Heck agreed, noting that biotherapeutics firms "like Amgen and Genentech" have heavily invested in mass spec to look at intact antibodies" and that "many vendors like Bruker and Agilent and Waters" have targeted their QTOF instruments at this market.

Such work has been almost exclusively done on QTOFs, Heck said, limiting Thermo Fisher's access. The findings of the Nature Methods study could change that, he said, noting that in addition to offering better sensitivity and resolution, the Exactive was much less expensive than a typical QTOF and so will be "easier to buy for many companies."

Current drawbacks mainly revolve around ease of use of the machine for this purpose, Heck said. "Thermo never being in this market, the software to automatically analyze the data that comes out of [the modified Exactive] is still lagging behind.

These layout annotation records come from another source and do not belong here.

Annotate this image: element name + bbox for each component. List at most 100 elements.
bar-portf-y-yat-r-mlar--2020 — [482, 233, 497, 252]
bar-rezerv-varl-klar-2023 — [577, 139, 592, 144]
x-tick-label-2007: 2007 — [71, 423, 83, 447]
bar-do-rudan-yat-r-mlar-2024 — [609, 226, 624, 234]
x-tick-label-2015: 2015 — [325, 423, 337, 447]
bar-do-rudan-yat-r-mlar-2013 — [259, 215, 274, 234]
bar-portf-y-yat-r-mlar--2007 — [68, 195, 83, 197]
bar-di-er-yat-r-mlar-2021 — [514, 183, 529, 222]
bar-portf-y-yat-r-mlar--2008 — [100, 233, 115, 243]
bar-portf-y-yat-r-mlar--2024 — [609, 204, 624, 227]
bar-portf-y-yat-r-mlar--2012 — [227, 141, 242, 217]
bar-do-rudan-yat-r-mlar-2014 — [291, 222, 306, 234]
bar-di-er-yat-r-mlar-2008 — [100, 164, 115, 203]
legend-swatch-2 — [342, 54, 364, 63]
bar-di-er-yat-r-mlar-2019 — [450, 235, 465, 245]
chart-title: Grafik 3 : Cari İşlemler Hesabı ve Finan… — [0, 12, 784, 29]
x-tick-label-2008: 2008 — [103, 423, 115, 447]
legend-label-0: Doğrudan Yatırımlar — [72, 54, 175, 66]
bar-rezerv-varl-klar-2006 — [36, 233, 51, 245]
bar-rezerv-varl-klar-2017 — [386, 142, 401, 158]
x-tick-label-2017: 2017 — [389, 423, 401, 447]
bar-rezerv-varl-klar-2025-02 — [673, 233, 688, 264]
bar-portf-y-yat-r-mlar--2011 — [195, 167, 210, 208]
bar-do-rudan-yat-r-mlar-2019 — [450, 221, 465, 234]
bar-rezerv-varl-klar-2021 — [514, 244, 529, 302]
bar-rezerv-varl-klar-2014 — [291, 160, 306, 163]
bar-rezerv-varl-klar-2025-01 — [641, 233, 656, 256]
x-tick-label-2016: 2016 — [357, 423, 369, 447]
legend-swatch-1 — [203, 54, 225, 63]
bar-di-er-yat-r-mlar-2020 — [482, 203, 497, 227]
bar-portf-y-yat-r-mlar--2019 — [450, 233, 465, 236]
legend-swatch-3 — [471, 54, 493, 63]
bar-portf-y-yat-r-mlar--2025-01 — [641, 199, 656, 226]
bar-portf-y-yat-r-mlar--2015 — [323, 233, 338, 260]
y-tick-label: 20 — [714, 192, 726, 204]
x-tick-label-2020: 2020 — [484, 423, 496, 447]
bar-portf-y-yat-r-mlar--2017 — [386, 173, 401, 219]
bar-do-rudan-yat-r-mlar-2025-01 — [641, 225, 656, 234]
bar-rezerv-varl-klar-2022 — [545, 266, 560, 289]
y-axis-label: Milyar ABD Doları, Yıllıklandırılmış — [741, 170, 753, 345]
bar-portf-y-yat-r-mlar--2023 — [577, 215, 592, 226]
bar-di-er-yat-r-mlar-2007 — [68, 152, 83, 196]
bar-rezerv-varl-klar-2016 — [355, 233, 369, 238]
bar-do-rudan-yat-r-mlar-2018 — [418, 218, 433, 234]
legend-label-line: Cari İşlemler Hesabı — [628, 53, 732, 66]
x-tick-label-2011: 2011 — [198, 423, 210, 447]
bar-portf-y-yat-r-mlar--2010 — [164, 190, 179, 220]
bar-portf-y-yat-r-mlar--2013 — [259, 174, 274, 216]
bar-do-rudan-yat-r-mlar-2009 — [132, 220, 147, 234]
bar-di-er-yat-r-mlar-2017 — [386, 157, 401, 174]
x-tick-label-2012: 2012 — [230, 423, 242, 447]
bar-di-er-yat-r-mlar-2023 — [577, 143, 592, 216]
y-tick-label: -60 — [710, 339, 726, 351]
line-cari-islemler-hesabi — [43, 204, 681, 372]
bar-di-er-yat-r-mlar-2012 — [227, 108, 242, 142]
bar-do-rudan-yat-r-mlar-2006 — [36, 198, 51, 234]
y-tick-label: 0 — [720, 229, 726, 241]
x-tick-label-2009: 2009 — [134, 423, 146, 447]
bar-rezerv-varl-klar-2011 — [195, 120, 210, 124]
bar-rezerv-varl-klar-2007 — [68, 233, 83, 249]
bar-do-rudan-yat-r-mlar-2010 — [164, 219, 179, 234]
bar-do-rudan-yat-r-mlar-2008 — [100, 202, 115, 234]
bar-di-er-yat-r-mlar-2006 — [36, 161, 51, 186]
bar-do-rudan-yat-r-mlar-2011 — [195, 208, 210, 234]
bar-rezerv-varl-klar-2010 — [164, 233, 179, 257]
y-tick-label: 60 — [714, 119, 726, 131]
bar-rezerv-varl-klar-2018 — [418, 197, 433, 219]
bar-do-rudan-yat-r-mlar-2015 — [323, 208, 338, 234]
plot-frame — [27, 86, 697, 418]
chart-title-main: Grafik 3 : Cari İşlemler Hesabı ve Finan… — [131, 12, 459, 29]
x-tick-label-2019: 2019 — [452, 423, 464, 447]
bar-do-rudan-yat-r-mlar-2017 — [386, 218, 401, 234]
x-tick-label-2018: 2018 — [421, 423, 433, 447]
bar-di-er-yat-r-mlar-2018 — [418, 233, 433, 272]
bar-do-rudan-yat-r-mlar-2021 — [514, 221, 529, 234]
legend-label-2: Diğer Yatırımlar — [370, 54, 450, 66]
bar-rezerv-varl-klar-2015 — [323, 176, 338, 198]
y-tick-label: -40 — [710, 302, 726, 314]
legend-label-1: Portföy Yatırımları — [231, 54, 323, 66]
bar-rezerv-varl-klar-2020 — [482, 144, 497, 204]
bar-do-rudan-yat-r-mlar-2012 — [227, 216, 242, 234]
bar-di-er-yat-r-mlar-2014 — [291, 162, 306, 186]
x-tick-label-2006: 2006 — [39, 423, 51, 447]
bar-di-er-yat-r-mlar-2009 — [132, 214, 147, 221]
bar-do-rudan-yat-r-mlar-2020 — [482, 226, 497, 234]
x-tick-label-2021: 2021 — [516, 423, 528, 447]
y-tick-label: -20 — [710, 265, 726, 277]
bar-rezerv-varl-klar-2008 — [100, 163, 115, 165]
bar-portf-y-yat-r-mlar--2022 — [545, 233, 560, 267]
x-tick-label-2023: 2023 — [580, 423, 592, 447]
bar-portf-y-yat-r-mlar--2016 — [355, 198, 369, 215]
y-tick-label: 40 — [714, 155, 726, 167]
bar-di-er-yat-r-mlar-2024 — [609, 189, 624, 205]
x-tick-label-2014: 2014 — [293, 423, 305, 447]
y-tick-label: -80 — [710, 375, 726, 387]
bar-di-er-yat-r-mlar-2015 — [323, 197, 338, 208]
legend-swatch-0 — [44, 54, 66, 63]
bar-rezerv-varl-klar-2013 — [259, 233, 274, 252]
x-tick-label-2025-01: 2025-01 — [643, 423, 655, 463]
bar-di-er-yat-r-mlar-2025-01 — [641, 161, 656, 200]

That is more the bottleneck to bring it to market than the hardware at the moment."

Heck also noted that, while the Exactive offers higher sensitivity and resolution, QTOFs are still able to analyze much larger molecules. "We have data that we haven't published yet where on QTOFs we can see particles of 20 [megadaltons]," he said. "That comes at an m/z of 50,000, and that's not possible on the Orbitrap at the moment."

To date, the researchers have been able to analyze particles as large as 1.8 megadaltons on the Exactive, Heck said.

Makarov noted that his team is now working on improvements in fragmentation of large molecules as well as pursuing improvements in sensitivity by adjusting the pressure in various parts of the instrument.

"This will make it a more and more specialized instrument for these purposes" of analyzing large molecules, he said.